Saturday, September 07, 2013

On Data Mining Contests

Data mining contests have grown in popularity over the years, from the annual competitions at technical conferences to the continuous stream of events at sites like Kaggle. This has yielded several benefits, allowing many experts to work on difficult problems, giving novices a chance to work on real data and showcasing successful solutions. These competitions have even garnered the attention of the mainstream press. While believing that the spread of these technical contests has been largely positive, this author feels that it's worth noting the limitations of these contests.

Despite using real data, the problems, as formulated, are somewhat artificial. Questions of sampling and initial variable selection have already been decided, as have the evaluation function and the model's part in the ultimate solution. To some extent, these are necessary constraints, but they are constraints nonetheless. In real world data mining, all of these questions are the responsibility of the data miner and his or her clients, and they are not trivial considerations. In most larger organizations, the data is large enough that there is always "one more" table in the database which could be tapped for candidate predictors. Likewise, how the model might best be positioned as part of the total solution is not always obvious, especially in more complex problems. A minority of contests permit the use of outside data, but even this is somewhat unrealistic since real organizations have budgets for the purchase of outside data, such as demographic data to be appended to a customer population. I've yet to learn of anyone paying for outside variables to append to competition data, though.

Another issue is the large number of competitors which these contests attract. Though it is good to have many analysts take a crack at a problem, one must wonder about the statistical significance of having hundreds of statisticians test God-only-knows how many hypotheses against the same data. Further, the number of competitors and the similarity of top contestants' performance figures make selection of a single "winner" a dubious proposition.

Finally, it has become rather common for winners of the contests to construct solutions of vast proportions- typically ensembles of gigantic number of base models. While such models may be feasible to deploy in some circumstances, they far too computationally demanding to execute on many real databases quickly enough to be practical.
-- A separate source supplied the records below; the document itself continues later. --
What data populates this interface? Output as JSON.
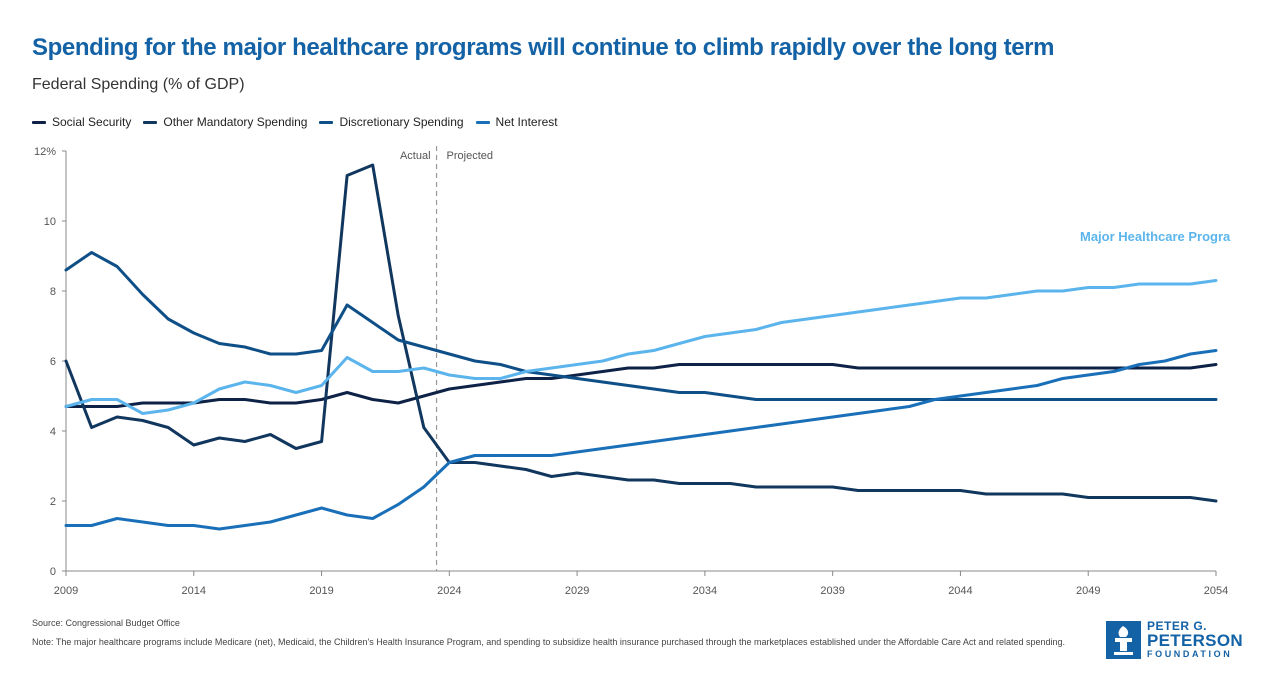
{
  "header": {
    "title": "Spending for the major healthcare programs will continue to climb rapidly over the long term",
    "subtitle": "Federal Spending (% of GDP)"
  },
  "legend": [
    {
      "label": "Social Security",
      "color": "#0d2246"
    },
    {
      "label": "Other Mandatory Spending",
      "color": "#12375f"
    },
    {
      "label": "Discretionary Spending",
      "color": "#0f4f88"
    },
    {
      "label": "Net Interest",
      "color": "#1a70b8"
    }
  ],
  "chart_data": {
    "type": "line",
    "title": "",
    "xlabel": "",
    "ylabel": "",
    "xlim": [
      2009,
      2054
    ],
    "ylim": [
      0,
      12
    ],
    "x_ticks": [
      "2009",
      "2014",
      "2019",
      "2024",
      "2029",
      "2034",
      "2039",
      "2044",
      "2049",
      "2054"
    ],
    "y_ticks": [
      "0",
      "2",
      "4",
      "6",
      "8",
      "10",
      "12%"
    ],
    "divider": {
      "x": 2023.5,
      "left_label": "Actual",
      "right_label": "Projected"
    },
    "annotation": {
      "text": "Major Healthcare Progra",
      "color": "#5bb5ec"
    },
    "x": [
      2009,
      2010,
      2011,
      2012,
      2013,
      2014,
      2015,
      2016,
      2017,
      2018,
      2019,
      2020,
      2021,
      2022,
      2023,
      2024,
      2025,
      2026,
      2027,
      2028,
      2029,
      2030,
      2031,
      2032,
      2033,
      2034,
      2035,
      2036,
      2037,
      2038,
      2039,
      2040,
      2041,
      2042,
      2043,
      2044,
      2045,
      2046,
      2047,
      2048,
      2049,
      2050,
      2051,
      2052,
      2053,
      2054
    ],
    "series": [
      {
        "name": "Social Security",
        "color": "#0d2246",
        "values": [
          4.7,
          4.7,
          4.7,
          4.8,
          4.8,
          4.8,
          4.9,
          4.9,
          4.8,
          4.8,
          4.9,
          5.1,
          4.9,
          4.8,
          5.0,
          5.2,
          5.3,
          5.4,
          5.5,
          5.5,
          5.6,
          5.7,
          5.8,
          5.8,
          5.9,
          5.9,
          5.9,
          5.9,
          5.9,
          5.9,
          5.9,
          5.8,
          5.8,
          5.8,
          5.8,
          5.8,
          5.8,
          5.8,
          5.8,
          5.8,
          5.8,
          5.8,
          5.8,
          5.8,
          5.8,
          5.9
        ]
      },
      {
        "name": "Other Mandatory Spending",
        "color": "#12375f",
        "values": [
          6.0,
          4.1,
          4.4,
          4.3,
          4.1,
          3.6,
          3.8,
          3.7,
          3.9,
          3.5,
          3.7,
          11.3,
          11.6,
          7.3,
          4.1,
          3.1,
          3.1,
          3.0,
          2.9,
          2.7,
          2.8,
          2.7,
          2.6,
          2.6,
          2.5,
          2.5,
          2.5,
          2.4,
          2.4,
          2.4,
          2.4,
          2.3,
          2.3,
          2.3,
          2.3,
          2.3,
          2.2,
          2.2,
          2.2,
          2.2,
          2.1,
          2.1,
          2.1,
          2.1,
          2.1,
          2.0
        ]
      },
      {
        "name": "Discretionary Spending",
        "color": "#0f4f88",
        "values": [
          8.6,
          9.1,
          8.7,
          7.9,
          7.2,
          6.8,
          6.5,
          6.4,
          6.2,
          6.2,
          6.3,
          7.6,
          7.1,
          6.6,
          6.4,
          6.2,
          6.0,
          5.9,
          5.7,
          5.6,
          5.5,
          5.4,
          5.3,
          5.2,
          5.1,
          5.1,
          5.0,
          4.9,
          4.9,
          4.9,
          4.9,
          4.9,
          4.9,
          4.9,
          4.9,
          4.9,
          4.9,
          4.9,
          4.9,
          4.9,
          4.9,
          4.9,
          4.9,
          4.9,
          4.9,
          4.9
        ]
      },
      {
        "name": "Net Interest",
        "color": "#1a70b8",
        "values": [
          1.3,
          1.3,
          1.5,
          1.4,
          1.3,
          1.3,
          1.2,
          1.3,
          1.4,
          1.6,
          1.8,
          1.6,
          1.5,
          1.9,
          2.4,
          3.1,
          3.3,
          3.3,
          3.3,
          3.3,
          3.4,
          3.5,
          3.6,
          3.7,
          3.8,
          3.9,
          4.0,
          4.1,
          4.2,
          4.3,
          4.4,
          4.5,
          4.6,
          4.7,
          4.9,
          5.0,
          5.1,
          5.2,
          5.3,
          5.5,
          5.6,
          5.7,
          5.9,
          6.0,
          6.2,
          6.3
        ]
      },
      {
        "name": "Major Healthcare Programs",
        "color": "#5bb5ec",
        "values": [
          4.7,
          4.9,
          4.9,
          4.5,
          4.6,
          4.8,
          5.2,
          5.4,
          5.3,
          5.1,
          5.3,
          6.1,
          5.7,
          5.7,
          5.8,
          5.6,
          5.5,
          5.5,
          5.7,
          5.8,
          5.9,
          6.0,
          6.2,
          6.3,
          6.5,
          6.7,
          6.8,
          6.9,
          7.1,
          7.2,
          7.3,
          7.4,
          7.5,
          7.6,
          7.7,
          7.8,
          7.8,
          7.9,
          8.0,
          8.0,
          8.1,
          8.1,
          8.2,
          8.2,
          8.2,
          8.3
        ]
      }
    ]
  },
  "footer": {
    "source": "Source: Congressional Budget Office",
    "note": "Note: The major healthcare programs include Medicare (net), Medicaid, the Children's Health Insurance Program, and spending to subsidize health insurance purchased through the marketplaces established under the Affordable Care Act and related spending."
  },
  "logo": {
    "line1": "PETER G.",
    "line2": "PETERSON",
    "line3": "FOUNDATION",
    "color": "#1462a6"
  }
}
Some of these criticisms are probably unavoidable, especially the ones regarding the pre-selected, pre-digested contest data. Still, it'd be interesting to see future data mining competitions address at least some of these issues. For one thing, it might be interesting to see solution sizes (lines of SQL or C++ or something similar) limited to something which ordinary IT departments would be capable of executing during a typical overnight run. Averaging across an increased number of tasks might begin to improve the significance of differences among contestants' performances.